Although most people’s favorite holiday is Christmas I have to confess my favorite is Easter. Its the hope of spring, of seeing brighter colors, gardens, new life and growth.
Easter more so than Thanksgiving is hard for me. I miss family, warm spring weather, and people to celebrate and cook with. In the past few years I’ve stubbornly worn a spring dress for Easter to church in spite of the snow (wearing leggings and a jacket of course).
We like where we live, the seasons, our house, our jobs and we are grateful and enjoy the opportunities here in upstate New York to grow in our careers and with each other.
So we find ways to make holidays more meaningful: this year that meant that I tried a new challenge: roasting lamb. To me lamb makes sense for Easter, it’s symbolic for the time of year, the holiday, and definitely is = for a special day.
It was my first time roasting or working with lamb at all. I put the lamb in a mixture of olive oil, fresh lemon juice, rosemary, thyme, bay leaf, garlic and little chardonnay in a large pot.
I put the pot in the oven at 350F for an hour. After that hour I realized the lamb was sitting in a lot of liquid. So I took out a lot of the liquid and put it in a separate small pot. My husbands suggestion then was to put the baby red potatoes in the bottom of the pot to keep the lamb out of the liquid so it would roast instead of braze. (Yes my husband knows a few things about cooking too ).
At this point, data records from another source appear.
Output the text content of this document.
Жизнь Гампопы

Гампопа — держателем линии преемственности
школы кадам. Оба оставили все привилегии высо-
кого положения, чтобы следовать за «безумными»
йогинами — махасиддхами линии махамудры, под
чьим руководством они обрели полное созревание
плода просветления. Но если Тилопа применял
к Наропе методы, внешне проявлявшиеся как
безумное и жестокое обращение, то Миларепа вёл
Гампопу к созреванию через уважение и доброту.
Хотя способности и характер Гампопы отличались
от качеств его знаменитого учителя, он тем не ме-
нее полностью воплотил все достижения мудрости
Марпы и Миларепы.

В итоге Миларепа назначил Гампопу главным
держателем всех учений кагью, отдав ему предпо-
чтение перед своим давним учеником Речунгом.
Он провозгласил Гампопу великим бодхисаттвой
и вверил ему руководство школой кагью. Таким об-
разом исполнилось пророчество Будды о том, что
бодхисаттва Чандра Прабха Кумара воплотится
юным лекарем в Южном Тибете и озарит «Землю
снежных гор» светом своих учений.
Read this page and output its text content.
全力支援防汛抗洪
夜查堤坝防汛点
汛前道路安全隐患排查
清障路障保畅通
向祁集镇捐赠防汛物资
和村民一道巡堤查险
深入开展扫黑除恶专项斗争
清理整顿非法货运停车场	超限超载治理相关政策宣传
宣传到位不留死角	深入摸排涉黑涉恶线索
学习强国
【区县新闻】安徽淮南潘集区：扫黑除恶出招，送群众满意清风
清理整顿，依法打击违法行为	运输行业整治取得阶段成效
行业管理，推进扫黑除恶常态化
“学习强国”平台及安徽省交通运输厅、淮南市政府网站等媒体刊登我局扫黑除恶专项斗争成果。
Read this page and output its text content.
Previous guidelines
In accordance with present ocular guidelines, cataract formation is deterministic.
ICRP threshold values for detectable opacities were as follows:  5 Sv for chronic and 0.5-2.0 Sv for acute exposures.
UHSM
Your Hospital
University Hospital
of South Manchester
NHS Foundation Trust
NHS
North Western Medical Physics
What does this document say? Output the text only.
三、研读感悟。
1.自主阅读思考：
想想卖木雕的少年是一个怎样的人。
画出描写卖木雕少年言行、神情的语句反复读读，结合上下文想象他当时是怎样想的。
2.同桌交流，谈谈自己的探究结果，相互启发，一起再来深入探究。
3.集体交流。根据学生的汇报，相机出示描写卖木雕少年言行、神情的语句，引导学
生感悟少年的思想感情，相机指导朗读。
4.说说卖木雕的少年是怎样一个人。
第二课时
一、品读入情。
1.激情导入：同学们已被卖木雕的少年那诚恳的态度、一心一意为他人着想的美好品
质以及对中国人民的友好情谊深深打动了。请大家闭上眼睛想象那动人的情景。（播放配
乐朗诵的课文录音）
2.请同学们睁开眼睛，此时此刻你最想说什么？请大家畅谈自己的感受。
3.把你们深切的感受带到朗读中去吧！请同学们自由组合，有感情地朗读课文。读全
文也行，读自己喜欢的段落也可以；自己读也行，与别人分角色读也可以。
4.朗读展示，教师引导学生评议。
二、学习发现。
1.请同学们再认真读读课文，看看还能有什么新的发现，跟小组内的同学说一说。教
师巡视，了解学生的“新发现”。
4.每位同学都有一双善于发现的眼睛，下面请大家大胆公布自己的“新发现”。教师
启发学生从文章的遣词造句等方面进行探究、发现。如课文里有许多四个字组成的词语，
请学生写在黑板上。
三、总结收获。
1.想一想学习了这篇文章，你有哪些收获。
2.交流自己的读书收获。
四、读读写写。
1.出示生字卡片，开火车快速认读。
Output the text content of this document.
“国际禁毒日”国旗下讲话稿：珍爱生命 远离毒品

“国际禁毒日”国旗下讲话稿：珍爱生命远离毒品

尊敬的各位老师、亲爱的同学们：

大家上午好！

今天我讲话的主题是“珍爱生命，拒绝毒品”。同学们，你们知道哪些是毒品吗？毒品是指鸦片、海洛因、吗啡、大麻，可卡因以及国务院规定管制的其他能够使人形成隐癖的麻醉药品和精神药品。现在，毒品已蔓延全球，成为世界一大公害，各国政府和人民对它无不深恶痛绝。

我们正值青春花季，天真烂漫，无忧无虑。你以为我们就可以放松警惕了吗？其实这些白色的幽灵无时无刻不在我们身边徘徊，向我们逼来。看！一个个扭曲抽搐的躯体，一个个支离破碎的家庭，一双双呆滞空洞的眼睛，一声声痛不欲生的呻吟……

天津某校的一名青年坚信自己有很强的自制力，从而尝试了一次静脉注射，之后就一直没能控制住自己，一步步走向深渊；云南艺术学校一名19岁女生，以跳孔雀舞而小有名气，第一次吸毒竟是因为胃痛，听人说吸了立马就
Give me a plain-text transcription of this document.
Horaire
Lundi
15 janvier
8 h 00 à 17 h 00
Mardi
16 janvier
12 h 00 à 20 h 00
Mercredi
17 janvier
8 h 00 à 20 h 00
I checked it again after another hour and thought it wasn’t quite done. Next time I checked the lamb it was more than ready! I also cooked asparagus with garlic, butter and sprinkled on a little Parmesan.
We were surprised how quickly the lamb cooked down, we are still adjusting to our oven. But I added a little butter and mint to the left-over drippings from the lamb pot and made a au jus out of it. It added the needed moisture.
The combo was great and the highlight? Actually the potatoes cooked in the bottom of the lamb pot were the best part of the meal.
It was a great chance to be challenged.
What do you normally eat for Easter?